Vojna
*½/****
starring Aleksei Chadov, Ian Kelly, Sergei Bodrov Jr., Ingeborga Dapkunaite
written and directed by Aleksei Balabanov
by Walter Chaw War is a peculiar low-budget version of Proof of Life that opens like that episode of “The Twilight Zone” about dolls come to life in a Beckett-ian toy box before it falls into some all-too-familiar patterns of folks getting kidnapped for ransom in Chechnya as foreign governments remain powerless (or disinclined) to get them back. Pitched with feverish earnestness, The War is high melodrama told without much in the way of moderation nor ultimately interest, its story proper that of a British man (Ian Kelly) and a Russian man (Aleksei Chadov)–ex-prisoners, both, of a terrorist cell–taking matters into their own hands against their former captors.
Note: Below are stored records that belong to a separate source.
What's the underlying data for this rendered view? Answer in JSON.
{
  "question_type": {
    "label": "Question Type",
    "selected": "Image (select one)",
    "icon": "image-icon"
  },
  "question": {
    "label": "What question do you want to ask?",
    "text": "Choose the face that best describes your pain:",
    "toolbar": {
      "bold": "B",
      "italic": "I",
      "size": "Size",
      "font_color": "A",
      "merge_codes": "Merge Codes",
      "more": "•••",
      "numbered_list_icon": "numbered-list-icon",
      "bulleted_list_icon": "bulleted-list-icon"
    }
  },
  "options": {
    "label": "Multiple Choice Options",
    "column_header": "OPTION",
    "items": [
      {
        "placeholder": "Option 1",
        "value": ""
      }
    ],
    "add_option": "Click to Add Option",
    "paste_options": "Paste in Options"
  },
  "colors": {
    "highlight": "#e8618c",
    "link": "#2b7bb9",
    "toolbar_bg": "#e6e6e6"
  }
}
The film is marred by an egregious over-simplicity and enough narrative gimmickry to choke a horse: the Brit keeps a video diary while the Russkie is involved in one of those flashback framing stories that ensures his safety, thus providing the filmmakers even more padding to what probably would have been better off as a 30-minute short. Footage of the borderlands between Russia and Chechnya is occasionally breathtaking, but that in itself does little to forgive the jarring guitar-heavy score and the bald inevitability of the entire exercise. Unconvincing and oddly dated given the topicality of its subject, War is a flat, overlong picture that lacks much in the way of insight on the one hand and excitement on the other.